Segundo van Fraassen, na construção de uma teoria, a experimentação tem uma importância dupla e, do mesmo modo, a teoria tem um duplo papel na experimentação. A experimentação deve testar a adequação empírica da teoria e guiar a continuação de sua construção ou sua complementação. Por sua vez, a teoria tem o papel de fornecer bases para a formulação de questões a serem respondidas e orientar a elaboração dos experimentos para responder àquelas questões.

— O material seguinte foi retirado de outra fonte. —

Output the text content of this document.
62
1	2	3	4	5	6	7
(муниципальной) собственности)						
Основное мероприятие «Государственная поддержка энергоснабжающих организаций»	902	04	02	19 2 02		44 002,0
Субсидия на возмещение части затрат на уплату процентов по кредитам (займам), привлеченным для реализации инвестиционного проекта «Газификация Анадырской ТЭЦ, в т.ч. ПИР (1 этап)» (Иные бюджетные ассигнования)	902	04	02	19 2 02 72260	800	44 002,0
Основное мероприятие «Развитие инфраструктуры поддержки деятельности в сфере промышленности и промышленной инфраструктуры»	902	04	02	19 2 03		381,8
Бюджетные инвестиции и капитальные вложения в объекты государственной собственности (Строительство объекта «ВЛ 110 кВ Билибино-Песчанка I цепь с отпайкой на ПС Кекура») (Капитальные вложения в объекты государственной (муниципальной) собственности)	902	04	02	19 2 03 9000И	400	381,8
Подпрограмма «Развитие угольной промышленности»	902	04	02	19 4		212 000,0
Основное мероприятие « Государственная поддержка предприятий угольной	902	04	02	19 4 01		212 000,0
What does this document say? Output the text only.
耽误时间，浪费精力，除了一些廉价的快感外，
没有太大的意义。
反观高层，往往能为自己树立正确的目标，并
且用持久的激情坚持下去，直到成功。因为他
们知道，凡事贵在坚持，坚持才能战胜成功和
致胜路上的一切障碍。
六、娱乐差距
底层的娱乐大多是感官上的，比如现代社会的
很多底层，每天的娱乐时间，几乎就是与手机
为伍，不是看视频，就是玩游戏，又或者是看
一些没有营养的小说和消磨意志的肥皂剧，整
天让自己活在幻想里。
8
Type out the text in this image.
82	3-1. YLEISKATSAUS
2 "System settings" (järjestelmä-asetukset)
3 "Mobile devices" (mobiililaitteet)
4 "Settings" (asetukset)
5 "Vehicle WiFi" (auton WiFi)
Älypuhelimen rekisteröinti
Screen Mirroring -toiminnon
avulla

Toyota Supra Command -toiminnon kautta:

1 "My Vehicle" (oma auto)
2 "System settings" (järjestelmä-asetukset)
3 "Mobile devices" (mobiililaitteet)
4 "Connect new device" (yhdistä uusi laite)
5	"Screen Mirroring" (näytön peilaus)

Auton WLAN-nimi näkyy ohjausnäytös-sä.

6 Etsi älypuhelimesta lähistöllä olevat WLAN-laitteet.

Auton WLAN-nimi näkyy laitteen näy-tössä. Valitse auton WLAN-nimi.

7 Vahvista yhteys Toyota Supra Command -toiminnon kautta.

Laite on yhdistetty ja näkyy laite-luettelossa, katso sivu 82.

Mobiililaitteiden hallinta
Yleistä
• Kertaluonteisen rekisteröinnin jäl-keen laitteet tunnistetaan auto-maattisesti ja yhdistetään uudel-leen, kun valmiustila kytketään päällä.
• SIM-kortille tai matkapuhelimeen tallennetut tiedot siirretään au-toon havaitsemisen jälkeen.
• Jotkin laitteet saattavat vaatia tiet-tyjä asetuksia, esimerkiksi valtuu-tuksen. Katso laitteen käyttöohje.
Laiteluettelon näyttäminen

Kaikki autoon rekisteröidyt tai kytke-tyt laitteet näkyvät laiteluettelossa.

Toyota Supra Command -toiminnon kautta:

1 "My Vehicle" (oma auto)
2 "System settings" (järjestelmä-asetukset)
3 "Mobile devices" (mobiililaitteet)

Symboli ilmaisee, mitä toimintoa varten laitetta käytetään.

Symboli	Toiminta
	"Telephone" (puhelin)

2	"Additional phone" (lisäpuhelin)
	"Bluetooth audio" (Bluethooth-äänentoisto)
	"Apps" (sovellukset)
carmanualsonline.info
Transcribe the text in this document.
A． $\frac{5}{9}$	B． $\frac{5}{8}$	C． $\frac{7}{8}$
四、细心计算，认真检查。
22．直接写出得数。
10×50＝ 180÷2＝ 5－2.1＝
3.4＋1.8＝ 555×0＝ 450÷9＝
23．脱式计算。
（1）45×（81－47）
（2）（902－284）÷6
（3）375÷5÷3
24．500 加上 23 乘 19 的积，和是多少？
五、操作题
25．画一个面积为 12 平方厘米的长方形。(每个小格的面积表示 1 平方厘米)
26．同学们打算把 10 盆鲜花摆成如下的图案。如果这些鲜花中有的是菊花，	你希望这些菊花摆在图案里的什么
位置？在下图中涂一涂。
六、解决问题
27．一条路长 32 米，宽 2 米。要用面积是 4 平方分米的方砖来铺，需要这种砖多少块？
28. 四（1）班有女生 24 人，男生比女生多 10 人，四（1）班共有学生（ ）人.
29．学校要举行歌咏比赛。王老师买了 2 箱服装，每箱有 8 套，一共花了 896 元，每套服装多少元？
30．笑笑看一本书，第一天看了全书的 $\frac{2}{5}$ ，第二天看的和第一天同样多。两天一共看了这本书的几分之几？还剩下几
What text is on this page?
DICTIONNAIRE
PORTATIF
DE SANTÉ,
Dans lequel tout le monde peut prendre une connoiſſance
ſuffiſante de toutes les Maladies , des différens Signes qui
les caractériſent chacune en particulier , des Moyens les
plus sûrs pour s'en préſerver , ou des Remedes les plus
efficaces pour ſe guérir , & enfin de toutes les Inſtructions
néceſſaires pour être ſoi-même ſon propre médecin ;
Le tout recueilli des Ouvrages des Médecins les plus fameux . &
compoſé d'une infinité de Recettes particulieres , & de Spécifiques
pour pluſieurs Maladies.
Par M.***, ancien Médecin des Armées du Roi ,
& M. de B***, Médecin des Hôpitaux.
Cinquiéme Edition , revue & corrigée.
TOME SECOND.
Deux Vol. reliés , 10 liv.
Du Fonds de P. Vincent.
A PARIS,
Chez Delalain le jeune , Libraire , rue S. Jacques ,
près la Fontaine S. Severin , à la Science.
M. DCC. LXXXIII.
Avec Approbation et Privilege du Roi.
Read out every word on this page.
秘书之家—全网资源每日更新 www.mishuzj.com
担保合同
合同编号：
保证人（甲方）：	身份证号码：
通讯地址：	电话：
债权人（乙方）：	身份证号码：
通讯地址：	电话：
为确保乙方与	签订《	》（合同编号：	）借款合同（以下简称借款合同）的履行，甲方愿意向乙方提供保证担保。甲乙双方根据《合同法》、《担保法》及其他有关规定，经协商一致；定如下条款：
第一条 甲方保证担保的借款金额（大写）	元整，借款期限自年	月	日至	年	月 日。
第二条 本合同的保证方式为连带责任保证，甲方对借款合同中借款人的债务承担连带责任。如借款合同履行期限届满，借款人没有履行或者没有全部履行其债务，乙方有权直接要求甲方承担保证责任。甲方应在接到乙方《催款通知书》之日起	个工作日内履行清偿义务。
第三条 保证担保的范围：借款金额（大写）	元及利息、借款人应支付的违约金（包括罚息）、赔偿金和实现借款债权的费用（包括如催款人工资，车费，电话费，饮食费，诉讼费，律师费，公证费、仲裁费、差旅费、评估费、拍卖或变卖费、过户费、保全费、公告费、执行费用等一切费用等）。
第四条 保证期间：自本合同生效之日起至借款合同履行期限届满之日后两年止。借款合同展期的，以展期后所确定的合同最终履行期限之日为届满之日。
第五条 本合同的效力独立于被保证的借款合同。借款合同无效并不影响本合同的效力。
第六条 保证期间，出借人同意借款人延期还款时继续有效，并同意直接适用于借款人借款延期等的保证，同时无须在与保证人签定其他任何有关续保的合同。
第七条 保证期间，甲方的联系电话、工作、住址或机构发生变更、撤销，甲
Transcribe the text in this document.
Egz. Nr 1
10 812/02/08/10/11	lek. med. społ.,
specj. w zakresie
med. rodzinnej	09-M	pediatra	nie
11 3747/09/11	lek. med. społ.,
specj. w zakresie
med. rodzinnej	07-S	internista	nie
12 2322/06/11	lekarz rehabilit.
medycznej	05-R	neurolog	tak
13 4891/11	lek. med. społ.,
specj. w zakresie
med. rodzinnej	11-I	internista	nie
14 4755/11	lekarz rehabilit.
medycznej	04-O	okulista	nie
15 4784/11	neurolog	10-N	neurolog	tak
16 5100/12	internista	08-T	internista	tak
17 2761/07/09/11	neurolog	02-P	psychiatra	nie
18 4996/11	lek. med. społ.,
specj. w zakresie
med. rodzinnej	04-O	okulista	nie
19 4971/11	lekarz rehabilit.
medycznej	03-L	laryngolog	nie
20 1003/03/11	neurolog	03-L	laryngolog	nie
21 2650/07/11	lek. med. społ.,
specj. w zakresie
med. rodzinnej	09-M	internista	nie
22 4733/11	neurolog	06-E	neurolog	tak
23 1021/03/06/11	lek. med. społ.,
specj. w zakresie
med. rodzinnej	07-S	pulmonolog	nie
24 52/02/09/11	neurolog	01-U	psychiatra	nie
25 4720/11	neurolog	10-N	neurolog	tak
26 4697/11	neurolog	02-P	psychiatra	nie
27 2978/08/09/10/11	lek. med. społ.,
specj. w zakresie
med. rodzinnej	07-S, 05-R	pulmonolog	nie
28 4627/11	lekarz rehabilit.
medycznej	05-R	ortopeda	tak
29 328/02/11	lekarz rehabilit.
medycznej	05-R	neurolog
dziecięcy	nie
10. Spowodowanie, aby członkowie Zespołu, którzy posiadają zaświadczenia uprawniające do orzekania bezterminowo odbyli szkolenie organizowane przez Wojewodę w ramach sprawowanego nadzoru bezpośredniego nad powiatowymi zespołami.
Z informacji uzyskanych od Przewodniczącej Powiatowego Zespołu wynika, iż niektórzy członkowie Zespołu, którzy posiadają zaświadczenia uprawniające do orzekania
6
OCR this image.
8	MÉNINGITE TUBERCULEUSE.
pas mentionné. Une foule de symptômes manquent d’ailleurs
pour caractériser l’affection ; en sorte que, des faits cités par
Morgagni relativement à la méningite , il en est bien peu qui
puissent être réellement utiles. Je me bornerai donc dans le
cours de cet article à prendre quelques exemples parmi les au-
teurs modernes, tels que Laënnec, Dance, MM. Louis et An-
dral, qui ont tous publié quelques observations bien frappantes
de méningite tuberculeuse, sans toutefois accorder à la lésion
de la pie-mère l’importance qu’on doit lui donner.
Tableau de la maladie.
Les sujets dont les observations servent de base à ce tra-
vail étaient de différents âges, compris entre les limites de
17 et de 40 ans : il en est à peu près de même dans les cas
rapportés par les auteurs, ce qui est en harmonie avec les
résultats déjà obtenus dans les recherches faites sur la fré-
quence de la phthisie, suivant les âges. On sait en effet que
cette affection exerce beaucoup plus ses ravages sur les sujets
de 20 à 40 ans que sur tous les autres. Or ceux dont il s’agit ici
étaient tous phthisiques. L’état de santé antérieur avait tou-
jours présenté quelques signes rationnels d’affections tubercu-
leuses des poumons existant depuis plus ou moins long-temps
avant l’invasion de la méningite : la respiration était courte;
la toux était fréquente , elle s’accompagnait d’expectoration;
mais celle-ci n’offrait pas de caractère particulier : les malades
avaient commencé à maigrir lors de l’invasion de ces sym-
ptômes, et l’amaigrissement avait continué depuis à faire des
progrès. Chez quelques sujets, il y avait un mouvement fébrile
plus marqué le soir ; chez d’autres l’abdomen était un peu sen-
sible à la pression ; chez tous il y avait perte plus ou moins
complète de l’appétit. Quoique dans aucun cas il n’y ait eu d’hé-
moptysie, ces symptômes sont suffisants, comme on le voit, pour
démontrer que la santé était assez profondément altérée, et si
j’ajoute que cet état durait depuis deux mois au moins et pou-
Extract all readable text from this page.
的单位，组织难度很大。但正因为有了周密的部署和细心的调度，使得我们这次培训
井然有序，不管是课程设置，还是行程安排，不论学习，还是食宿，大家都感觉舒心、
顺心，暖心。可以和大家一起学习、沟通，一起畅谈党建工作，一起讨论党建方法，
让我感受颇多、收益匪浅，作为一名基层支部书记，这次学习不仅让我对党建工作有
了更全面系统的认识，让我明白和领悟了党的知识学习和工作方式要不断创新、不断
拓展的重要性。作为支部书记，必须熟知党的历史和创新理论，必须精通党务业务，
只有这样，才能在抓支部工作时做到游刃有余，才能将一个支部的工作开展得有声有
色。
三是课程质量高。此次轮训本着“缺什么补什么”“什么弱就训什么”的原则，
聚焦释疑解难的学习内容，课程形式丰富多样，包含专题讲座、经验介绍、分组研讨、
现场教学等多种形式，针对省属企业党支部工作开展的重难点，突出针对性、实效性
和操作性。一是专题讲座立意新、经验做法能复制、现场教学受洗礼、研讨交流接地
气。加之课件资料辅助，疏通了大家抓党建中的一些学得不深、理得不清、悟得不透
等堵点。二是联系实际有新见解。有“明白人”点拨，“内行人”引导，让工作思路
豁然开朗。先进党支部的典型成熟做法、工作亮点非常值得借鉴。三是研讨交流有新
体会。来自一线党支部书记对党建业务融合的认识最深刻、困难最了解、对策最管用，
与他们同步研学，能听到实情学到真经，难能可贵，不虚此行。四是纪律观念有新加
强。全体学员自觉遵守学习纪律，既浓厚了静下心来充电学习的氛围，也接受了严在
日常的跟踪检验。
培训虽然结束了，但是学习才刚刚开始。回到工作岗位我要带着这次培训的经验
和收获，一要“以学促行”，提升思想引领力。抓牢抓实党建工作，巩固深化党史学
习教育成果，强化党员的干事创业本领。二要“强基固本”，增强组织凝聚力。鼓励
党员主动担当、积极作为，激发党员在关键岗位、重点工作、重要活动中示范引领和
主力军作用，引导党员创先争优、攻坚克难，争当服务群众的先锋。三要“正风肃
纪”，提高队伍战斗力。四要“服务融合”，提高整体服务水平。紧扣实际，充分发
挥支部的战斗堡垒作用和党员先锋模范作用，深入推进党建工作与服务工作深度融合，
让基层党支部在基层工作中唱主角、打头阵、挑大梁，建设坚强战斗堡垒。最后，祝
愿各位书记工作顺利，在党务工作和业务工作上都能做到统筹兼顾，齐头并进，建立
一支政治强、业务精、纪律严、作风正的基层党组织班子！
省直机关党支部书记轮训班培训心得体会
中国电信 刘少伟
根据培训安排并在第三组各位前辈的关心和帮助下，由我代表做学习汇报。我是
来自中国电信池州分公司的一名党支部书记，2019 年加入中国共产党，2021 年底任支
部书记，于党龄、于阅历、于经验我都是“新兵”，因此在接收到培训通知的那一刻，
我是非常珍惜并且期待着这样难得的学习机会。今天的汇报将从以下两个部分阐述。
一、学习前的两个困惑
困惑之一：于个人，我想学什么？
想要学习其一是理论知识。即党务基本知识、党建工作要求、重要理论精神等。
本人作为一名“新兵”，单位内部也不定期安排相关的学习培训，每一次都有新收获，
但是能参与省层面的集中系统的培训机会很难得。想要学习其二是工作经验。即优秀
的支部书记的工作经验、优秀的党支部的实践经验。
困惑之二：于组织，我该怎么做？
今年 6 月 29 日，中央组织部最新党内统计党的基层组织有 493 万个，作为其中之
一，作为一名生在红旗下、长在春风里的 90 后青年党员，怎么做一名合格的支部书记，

Diante desta diversidade de visões, podemos concluir que a comparação de Stadler e Müller – que, conforme analisamos, apresentam práticas experimentais similares, mas divergem na elaboração de suas teorias sobre gene – é mais um exemplo histórico que ilustra a complexidade da relação entre teoria e experimento. Conseqüentemente, devemos ter cautela com noções simplistas muito comuns, como, por exemplo, a idéia de que a teoria está subordinada ao experimento, ou a falsa noção de que a relação entre a verdade das teorias e a existência das entidades que elas postulam é tão automática quanto parece para o realismo senso comum. Concordamos também que uma ênfase exclusiva no critério de manipulação falha em capturar a variedade de critérios válidos que podem ser empregados para avaliar a realidade de uma entidade inobservável. Adicionalmente, este episódio da história da Genética também ilustra um argumento ao qual Kuhn deu bastante atenção. Muitos fatores são responsáveis pela aceitação de teorias científicas, além do bom desempenho dos experimentos. Fatores sociais, como a formação dos cientistas, psicológicos, como os hábitos

de pensamento de uma comunidade de pesquisadores, entre outros, podem influenciar as decisões que os cientistas tomam a favor ou contra determinada teoria. (Dutra 2009).